KATHMANDU, May 13: Amnesty International (AI) has urged governments across South Asia to immediately address healthcare shortages and urgently strengthen their healthcare systems to respond to the rapid surge of COVID-19 cases in the region.
With India and Nepal’s healthcare systems reaching the breaking point, the human rights organization expressed its concern over the lack of preparedness of other countries in the region for the virus’s latest and most deadly wave. Extremely low vaccination rates across South Asia have also left the region highly vulnerable, with pressing action needed at the global level to ensure more equitable access to vaccines.
“The human catastrophe that is unfolding in India and Nepal should be a warning to other countries in the region to invest heavily in surging capacity for emergency response.

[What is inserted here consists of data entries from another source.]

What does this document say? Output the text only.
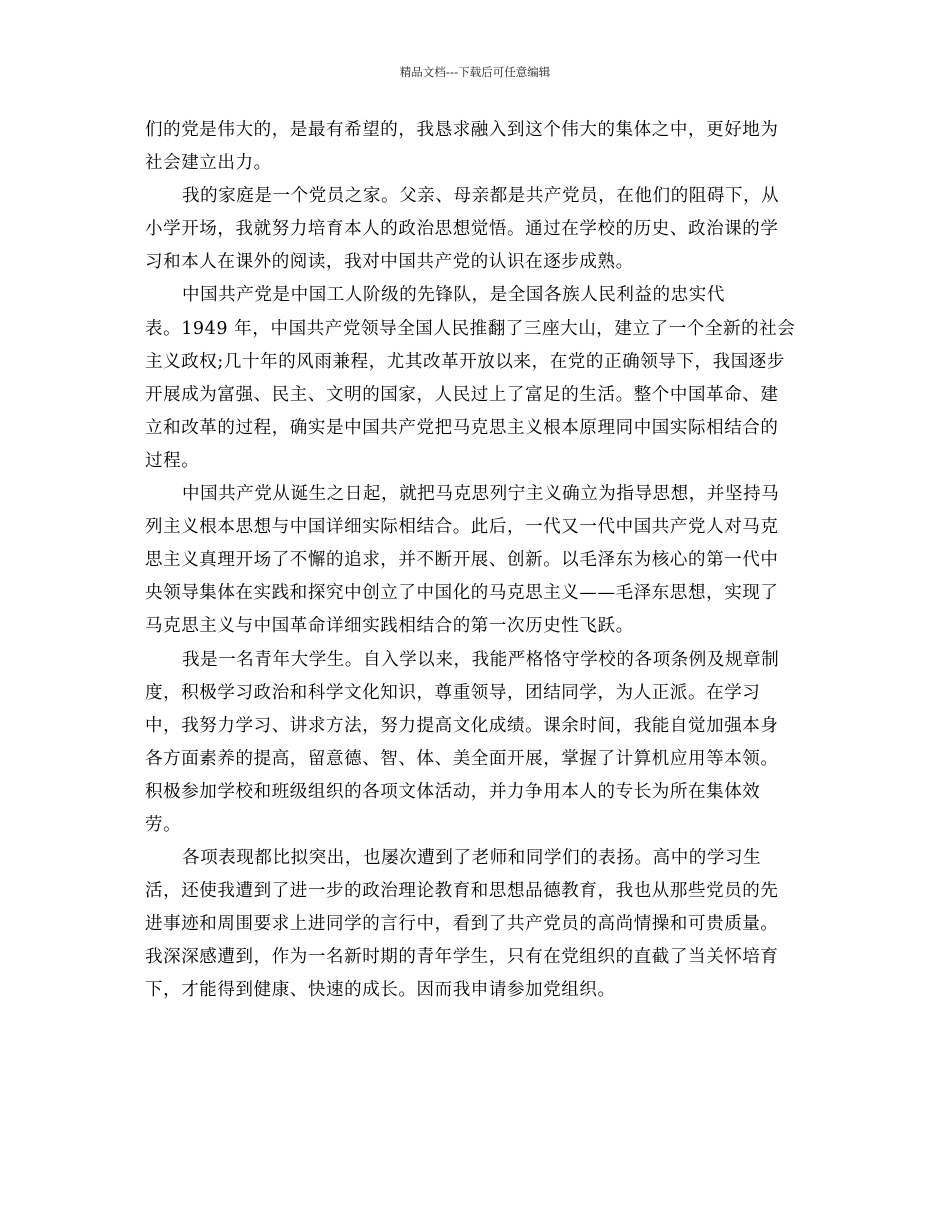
精品文档---下载后可任意编辑
们的党是伟大的，是最有希望的，我恳求融入到这个伟大的集体之中，更好地为
社会建立出力。
我的家庭是一个党员之家。父亲、母亲都是共产党员，在他们的阻碍下，从
小学开场，我就努力培育本人的政治思想觉悟。通过在学校的历史、政治课的学
习和本人在课外的阅读，我对中国共产党的认识在逐步成熟。
中国共产党是中国工人阶级的先锋队，是全国各族人民利益的忠实代
表。1949 年，中国共产党领导全国人民推翻了三座大山，建立了一个全新的社会
主义政权;几十年的风雨兼程，尤其改革开放以来，在党的正确领导下，我国逐步
开展成为富强、民主、文明的国家，人民过上了富足的生活。整个中国革命、建
立和改革的过程，确实是中国共产党把马克思主义根本原理同中国实际相结合的
过程。
中国共产党从诞生之日起，就把马克思列宁主义确立为指导思想，并坚持马
列主义根本思想与中国详细实际相结合。此后，一代又一代中国共产党人对马克
思主义真理开场了不懈的追求，并不断开展、创新。以毛泽东为核心的第一代中
央领导集体在实践和探究中创立了中国化的马克思主义——毛泽东思想，实现了
马克思主义与中国革命详细实践相结合的第一次历史性飞跃。
我是一名青年大学生。自入学以来，我能严格恪守学校的各项条例及规章制
度，积极学习政治和科学文化知识，尊重领导，团结同学，为人正派。在学习
中，我努力学习、讲求方法，努力提高文化成绩。课余时间，我能自觉加强本身
各方面素养的提高，留意德、智、体、美全面开展，掌握了计算机应用等本领。
积极参加学校和班级组织的各项文体活动，并力争用本人的专长为所在集体效
劳。
各项表现都比拟突出，也屡次遭到了老师和同学们的表扬。高中的学习生
活，还使我遭到了进一步的政治理论教育和思想品德教育，我也从那些党员的先
进事迹和周围要求上进同学的言行中，看到了共产党员的高尚情操和可贵质量。
我深深感遭到，作为一名新时期的青年学生，只有在党组织的直截了当关怀培育
下，才能得到健康、快速的成长。因而我申请参加党组织。
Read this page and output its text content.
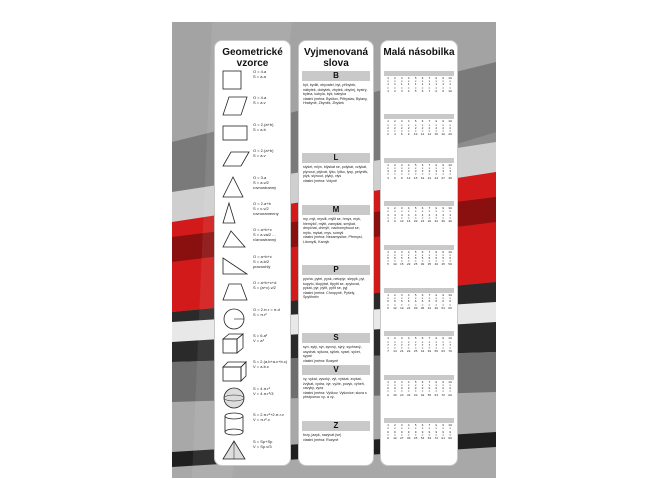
Geometrické vzorce
O = 4.a
S = a.a
O = 4.a
S = a.v
O = 2.(a+b)
S = a.b
O = 2.(a+b)
S = a.v
O = 3.a
S = a.v/2
rovnostranný
O = 2.a+b
S = c.v/2
rovnoramenný
O = a+b+c
S = a.va/2 ...
rôznostranný
O = a+b+c
S = a.b/2
pravouhlý
O = a+b+c+d
S = (a+c).v/2
O = 2.π.r = π.d
S = π.r²
S = 6.a²
V = a³
S = 2.(a.b+a.c+b.c)
V = a.b.c
S = 4.π.r²
V = 4.π.r³/3
S = 2.π.r²+2.π.r.v
V = π.r².v
S = Sp+Sp
V = Sp.v/3
Vyjmenovaná slova
B
být, bydlit, obyvatel, byt, příbytek, nábytek, dobytek, zbytek, obyčej, bystrý, bylina, kobyla, býk, babyka
vlastní jména: Bydžov, Přibyslav, Bylany, Hrabyně, Zbyněk, Zbyšek
L
slyšet, mlýn, blýskat se, polykat, vzlykat, plynout, plýtvat, lýko, lýtko, lysý, pelyněk, plyš, slynout, plyký, vlys
vlastní jména: Volyně
M
my, mýt, myslit, mýlit se, hmyz, myš, hlemýžď, mýtit, zamykat, smýkat, dmýchat, chmýří, nachomýtnout se, mýto, mykat, mys, sumýš
vlastní jména: Nezamyslice, Přemysl, Litomyšl, Kamýk
P
pýcha, pytel, pysk, netopýr, slepýš, pyl, kopyto, klopýtat, třpytit se, zpytovat, pykat, pýr, pýřit, pýřit se, pyj
vlastní jména: Chropyně, Pyšely, Spytihněv
S
syn, sytý, sýr, syrový, sýrý, sychravý, usychat, sýkora, sýček, sysel, syčet, sypat
vlastní jména: Bosyně
V
vy, vykat, vysoký, výt, výskat, zvykat, žvýkat, vydra, výr, vyžle, povyk, výheň, cavyky, vyza
vlastní jména: Vyškov, Vyšovice; slova s předponou vy- a vý-
Z
brzy, jazyk, nazývat (se)
vlastní jména: Ruzyně
Malá násobilka
1
x
1
=
1
2
x
1
=
2
3
x
1
=
3
4
x
1
=
4
5
x
1
=
5
6
x
1
=
6
7
x
1
=
7
8
x
1
=
8
9
x
1
=
9
10
x
1
=
10
1
x
2
=
2
2
x
2
=
4
3
x
2
=
6
4
x
2
=
8
5
x
2
=
10
6
x
2
=
12
7
x
2
=
14
8
x
2
=
16
9
x
2
=
18
10
x
2
=
20
1
x
3
=
3
2
x
3
=
6
3
x
3
=
9
4
x
3
=
12
5
x
3
=
15
6
x
3
=
18
7
x
3
=
21
8
x
3
=
24
9
x
3
=
27
10
x
3
=
30
1
x
4
=
4
2
x
4
=
8
3
x
4
=
12
4
x
4
=
16
5
x
4
=
20
6
x
4
=
24
7
x
4
=
28
8
x
4
=
32
9
x
4
=
36
10
x
4
=
40
1
x
5
=
5
2
x
5
=
10
3
x
5
=
15
4
x
5
=
20
5
x
5
=
25
6
x
5
=
30
7
x
5
=
35
8
x
5
=
40
9
x
5
=
45
10
x
5
=
50
1
x
6
=
6
2
x
6
=
12
3
x
6
=
18
4
x
6
=
24
5
x
6
=
30
6
x
6
=
36
7
x
6
=
42
8
x
6
=
48
9
x
6
=
54
10
x
6
=
60
1
x
7
=
7
2
x
7
=
14
3
x
7
=
21
4
x
7
=
28
5
x
7
=
35
6
x
7
=
42
7
x
7
=
49
8
x
7
=
56
9
x
7
=
63
10
x
7
=
70
1
x
8
=
8
2
x
8
=
16
3
x
8
=
24
4
x
8
=
32
5
x
8
=
40
6
x
8
=
48
7
x
8
=
56
8
x
8
=
64
9
x
8
=
72
10
x
8
=
80
1
x
9
=
9
2
x
9
=
18
3
x
9
=
27
4
x
9
=
36
5
x
9
=
45
6
x
9
=
54
7
x
9
=
63
8
x
9
=
72
9
x
9
=
81
10
x
9
=
90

The virus is spreading and transcending borders at a frightening speed and will continue to hit the region’s most marginalized populations hardest of all,” a statement quoted Amnesty International’s Asia-Pacific Director Yamini Mishra as saying.
“We are at a critical point. Fewer than one in ten of the region’s population has been vaccinated. The decisions taken by governments in South Asia and across the world in the coming days and weeks will be crucial in mitigating the human cost of this latest surge,” she said.
South Asia, home to a quarter of the world’s population, is fast becoming the new global epicenter of the COVID-19 pandemic. On 6 May, India reported more than 400,000 new cases in one day, taking its total tally of confirmed cases to 21.5 million, though this is likely to be a significant underestimate. As the disease ravages India, several south Asian nations are also facing a resurgence of cases.
Nepal, which shares a porous border with India, has already started to experience a massive spike in infections. According to WHO figures, daily cases increased 30-fold from 303 to 9,317, or an increase of 2,975%, between 12 April and 12 May. On Tuesday, Nepal recorded another 9,317 cases, bringing its total to 413,111.
With India stopping export of oxygen, Nepal is struggling to find alternative supplies. To make matters worse, Nepal is also in the midst of political upheaval, with its Prime Minister having lost a vote of confidence and parties failing to form a government.
“We have seen how shortages of oxygen, hospital beds, human resources and essential medicines pushed the already under-resourced healthcare response of India over the edge. Now a similar worrying trend is emerging in Nepal,” Mishra said.
“This is not the time for Nepal’s politicians to indulge in political wrangling and infighting. What the country needs right now is unity and leadership to address the growing crisis,” she added.
After experiencing a second wave last year, Pakistan, Bangladesh, Afghanistan, and Sri Lanka are also witnessing a surge with infections picking up sharply. The new Indian variant of the coronavirus has been detected in Sri Lanka and Bangladesh, prompting authorities to close borders and ban travelers from India.
Bangladesh’s nationwide lockdown has struggled to limit public movement or contain the surge in daily infections, which rose to 7,200 in early April, its highest point in the pandemic, before beginning to reduce. The country’s health directorate has expressed concern that mass travel ahead of the upcoming Eid celebrations could lead to a resurgence of infections. Pakistan’s authorities have steadily tightened restrictions on travel in a bid to prevent a surge in COVID-19 cases during Eid. Meanwhile, the Afghan government has so far ignored the advice of its Ministry of Public Health to implement a lockdown.
Amnesty International has asked the governments in the region to strengthen surge capacity and protect the marginalized and ensure international cooperation for equitable access to vaccines.